Par Droit&Patrimoine Hebdo

Immobilier - Le non-respect d’une norme de construction ne suffit pas à caractériser la faute dolosive

Un couple acquiert une maison d’habitation que le vendeur avait achetée auprès de précédents propriétaires qui l’avaient fait construire par leur propre entreprise. Mais constatant des infiltrations d’eau dans une pièce située sous la terrasse, les acquéreurs assignent le vendeur ainsi que les précédents propriétaires-constructeurs en indemnisation de leurs préjudices.

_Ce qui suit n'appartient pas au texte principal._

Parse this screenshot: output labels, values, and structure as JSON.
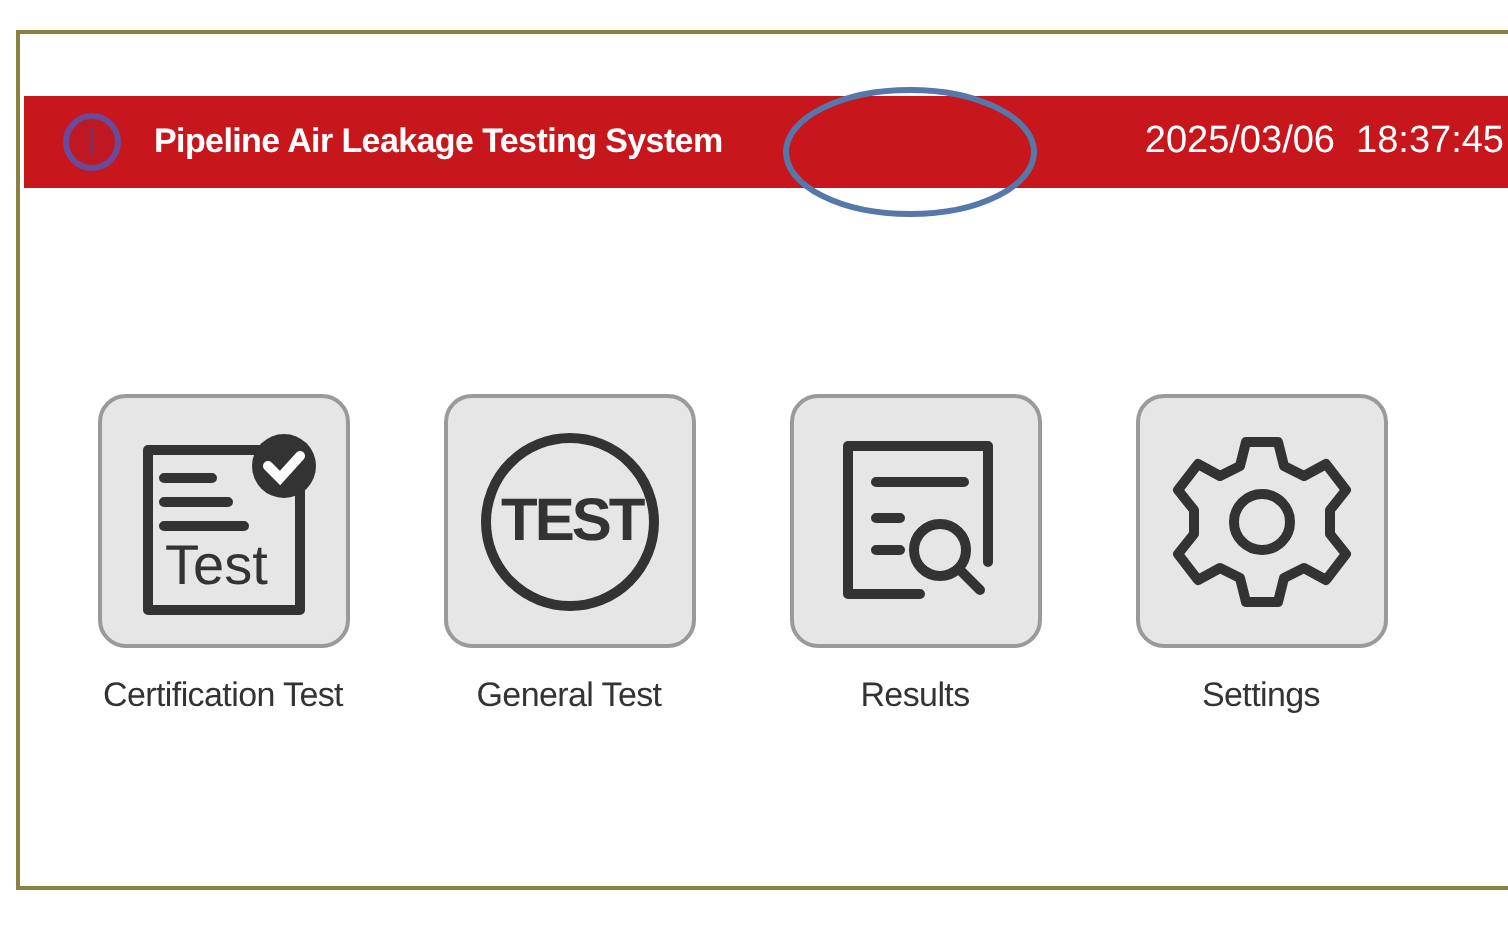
{
  "header": {
    "title": "Pipeline Air Leakage Testing System",
    "datetime": "2025/03/06  18:37:45"
  },
  "tiles": [
    {
      "label": "Certification Test",
      "kind": "certification",
      "icon_text": "Test"
    },
    {
      "label": "General Test",
      "kind": "general",
      "icon_text": "TEST"
    },
    {
      "label": "Results",
      "kind": "results"
    },
    {
      "label": "Settings",
      "kind": "settings"
    }
  ]
}
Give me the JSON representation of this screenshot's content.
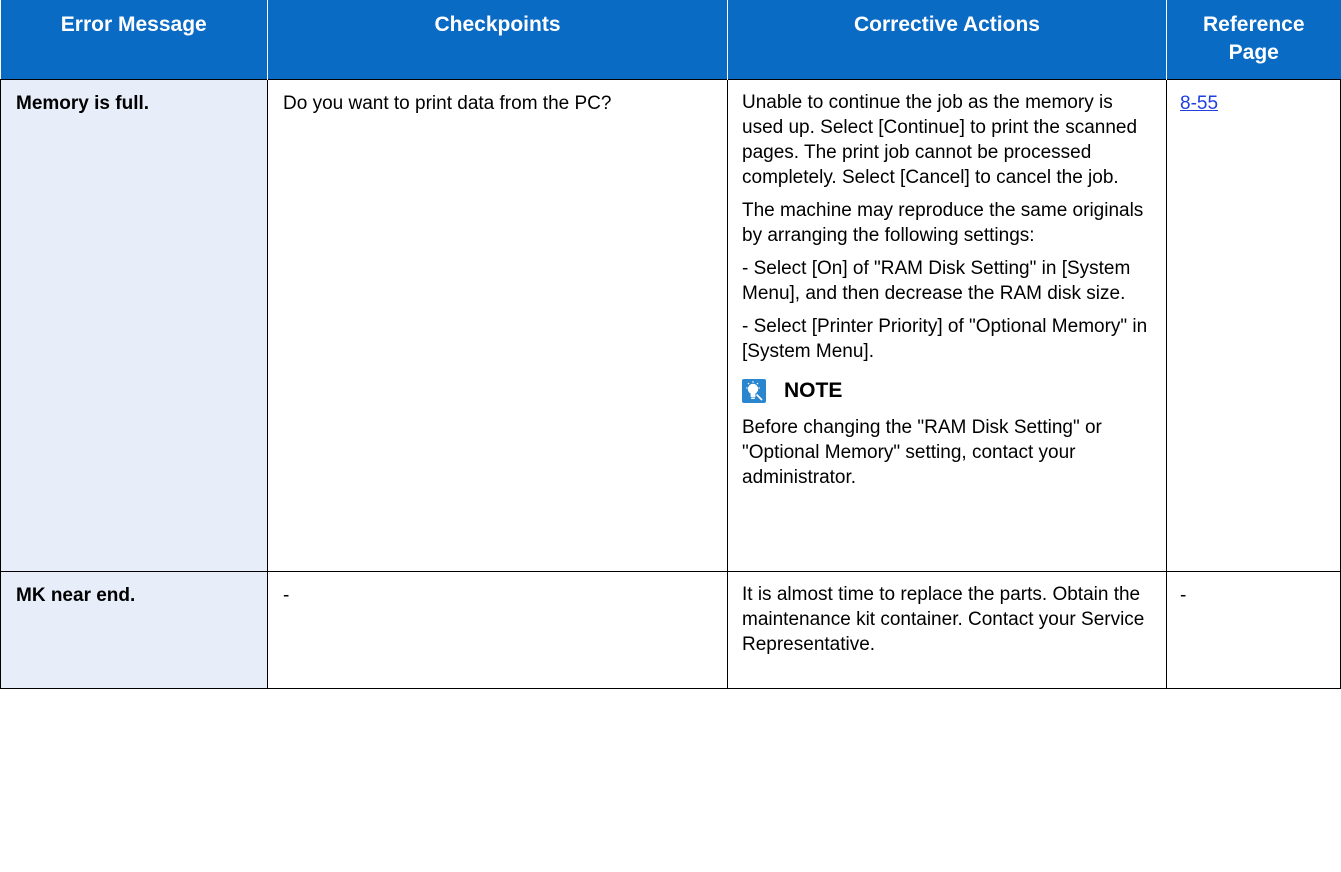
{
  "headers": {
    "error_message": "Error Message",
    "checkpoints": "Checkpoints",
    "corrective_actions": "Corrective Actions",
    "reference_page_line1": "Reference",
    "reference_page_line2": "Page"
  },
  "rows": [
    {
      "message": "Memory is full.",
      "checkpoint": "Do you want to print data from the PC?",
      "actions": [
        "Unable to continue the job as the memory is used up. Select [Continue] to print the scanned pages. The print job cannot be processed completely. Select [Cancel] to cancel the job.",
        "The machine may reproduce the same originals by arranging the following settings:",
        "- Select [On] of \"RAM Disk Setting\" in [System Menu], and then decrease the RAM disk size.",
        "- Select [Printer Priority] of \"Optional Memory\" in [System Menu]."
      ],
      "note_label": "NOTE",
      "note_text": "Before changing the \"RAM Disk Setting\" or \"Optional Memory\" setting, contact your administrator.",
      "reference": "8-55"
    },
    {
      "message": "MK near end.",
      "checkpoint": "-",
      "actions": [
        "It is almost time to replace the parts. Obtain the maintenance kit container. Contact your Service Representative."
      ],
      "reference": "-"
    }
  ],
  "colors": {
    "header_bg": "#0a6bc4",
    "message_cell_bg": "#e7eefa",
    "link": "#1f3fe0",
    "note_icon": "#2a86cf"
  },
  "icons": {
    "note": "lightbulb-note-icon"
  }
}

La cour d’appel fait droit à leur demande et condamnent vendeur et constructeurs au motif que le non-respect des règles du document technique unifié (DTU) suffisait à caractériser la faute dolosive la faute du constructeur. Bien au contraire, la Cour de cassation censure ce raisonnement, en visant l’ancien article 1147 du Code civil, et affirme que « le non-respect d’une norme de construction ne suffit pas à caractériser la faute dolosive qui suppose une volonté délibérée et consciente de méconnaître la norme par dissimulation ou fraude ».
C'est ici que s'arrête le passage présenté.